Heinrich Gattineau

Heinrich Gattineau () est un économiste et homme d'affaires allemand qui a été membre de la SA et un des directeurs d'IG Farben. Il a fait partie des accusés aux Procès de Nuremberg.

Jeunesse

Gattineau est né à Bucarest ; il est le fils de Julius Gattineau, un dentiste allemand installé en Roumanie[1]. Il a commencé ses études en Suisse, puis à Munich, où il a étudié l'économie à l'Université Louis-et-Maximilien de Munich ; il y a terminé son doctorat en 1929[1]. Il a eu quelques activités politiques locales avec le Corps franc de l'Oberland (en) en 1923[1]. En 1929, il a épousé Wera Fritzsche, qui lui a donné cinq enfants[1].

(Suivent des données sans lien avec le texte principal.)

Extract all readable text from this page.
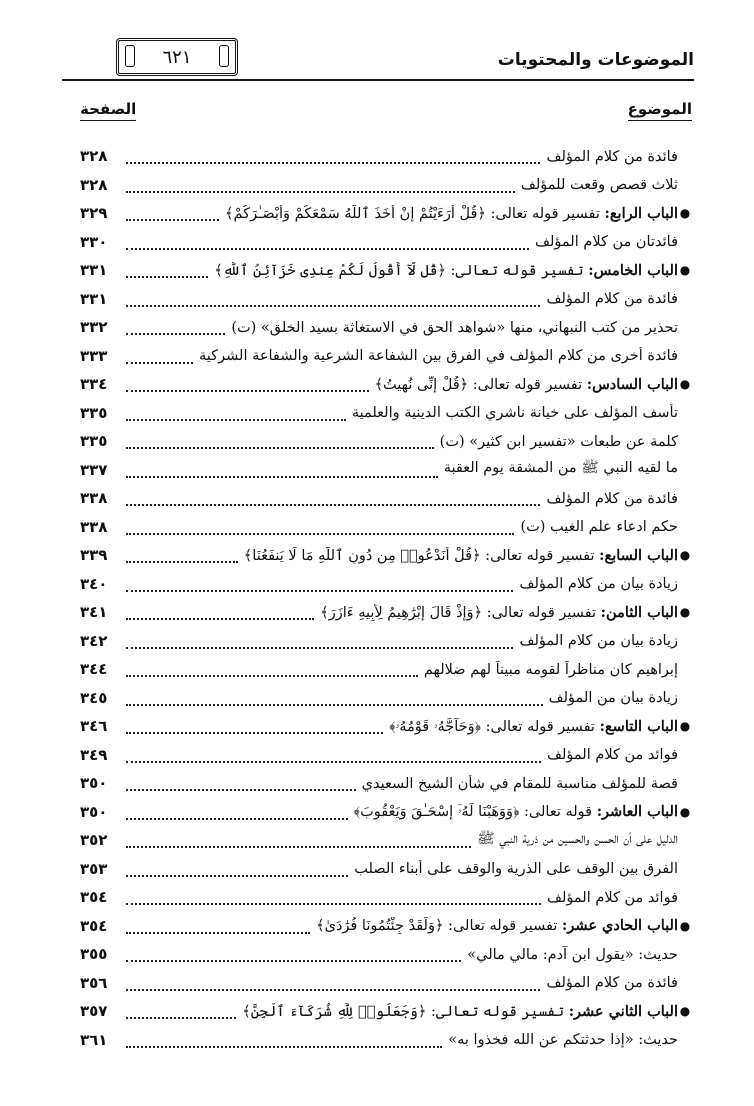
الموضوعات والمحتويات
٦٢١
الموضوع
الصفحة
فائدة من كلام المؤلف
٣٢٨
ثلاث قصص وقعت للمؤلف
٣٢٨
●
الباب الرابع: تفسير قوله تعالى: ﴿قُلْ أَرَءَيْتُمْ إِنْ أَخَذَ ٱللَّهُ سَمْعَكُمْ وَأَبْصَـٰرَكُمْ﴾
٣٢٩
فائدتان من كلام المؤلف
٣٣٠
●
الباب الخامس: تفسير قوله تعالى: ﴿قُل لَّآ أَقُولُ لَكُمْ عِندِى خَزَآئِنُ ٱللَّهِ﴾
٣٣١
فائدة من كلام المؤلف
٣٣١
تحذير من كتب النبهاني، منها «شواهد الحق في الاستغاثة بسيد الخلق» (ت)
٣٣٢
فائدة أخرى من كلام المؤلف في الفرق بين الشفاعة الشرعية والشفاعة الشركية
٣٣٣
●
الباب السادس: تفسير قوله تعالى: ﴿قُلْ إِنِّى نُهِيتُ﴾
٣٣٤
تأسف المؤلف على خيانة ناشري الكتب الدينية والعلمية
٣٣٥
كلمة عن طبعات «تفسير ابن كثير» (ت)
٣٣٥
ما لقيه النبي ﷺ من المشقة يوم العقبة
٣٣٧
فائدة من كلام المؤلف
٣٣٨
حكم ادعاء علم الغيب (ت)
٣٣٨
●
الباب السابع: تفسير قوله تعالى: ﴿قُلْ أَنَدْعُوا۟ مِن دُونِ ٱللَّهِ مَا لَا يَنفَعُنَا﴾
٣٣٩
زيادة بيان من كلام المؤلف
٣٤٠
●
الباب الثامن: تفسير قوله تعالى: ﴿وَإِذْ قَالَ إِبْرَٰهِيمُ لِأَبِيهِ ءَازَرَ﴾
٣٤١
زيادة بيان من كلام المؤلف
٣٤٢
إبراهيم كان مناظراً لقومه مبيناً لهم ضلالهم
٣٤٤
زيادة بيان من المؤلف
٣٤٥
●
الباب التاسع: تفسير قوله تعالى: ﴿وَحَآجَّهُۥ قَوْمُهُۥ﴾
٣٤٦
فوائد من كلام المؤلف
٣٤٩
قصة للمؤلف مناسبة للمقام في شأن الشيخ السعيدي
٣٥٠
●
الباب العاشر: قوله تعالى: ﴿وَوَهَبْنَا لَهُۥٓ إِسْحَـٰقَ وَيَعْقُوبَ﴾
٣٥٠
الدليل على أن الحسن والحسين من ذرية النبي ﷺ
٣٥٢
الفرق بين الوقف على الذرية والوقف على أبناء الصلب
٣٥٣
فوائد من كلام المؤلف
٣٥٤
●
الباب الحادي عشر: تفسير قوله تعالى: ﴿وَلَقَدْ جِئْتُمُونَا فُرَٰدَىٰ﴾
٣٥٤
حديث: «يقول ابن آدم: مالي مالي»
٣٥٥
فائدة من كلام المؤلف
٣٥٦
●
الباب الثاني عشر: تفسير قوله تعالى: ﴿وَجَعَلُوا۟ لِلَّهِ شُرَكَآءَ ٱلْجِنَّ﴾
٣٥٧
حديث: «إذا حدثتكم عن الله فخذوا به»
٣٦١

Relations avec le parti nazi

À partir de 1928, Gattineau a travaillé chez IG Farben, dont il est devenu directeur de la politique commerciale et des relations publiques en 1931[1]. À l'époque de la montée du parti nazi, il n'était pas rare que les discours d'Adolf Hitler attaquent IG Farben, où des juifs occupaient des postes importants. Inquiet du succès grandissant d'Hitler et de ses conséquences pour les affaires, Carl Duisberg a chargé Gattineau, son attaché de presse à l'époque, de prendre contact avec les nazis. Gattineau a demandé l'aide de Karl Haushofer, qui avait été un moment son maître à l'université, et après qu'Haushofer se soit porté garant des dirigeants d'IG Farben auprès d'Hitler, ses attaques ont cessé pendant environ un an[2].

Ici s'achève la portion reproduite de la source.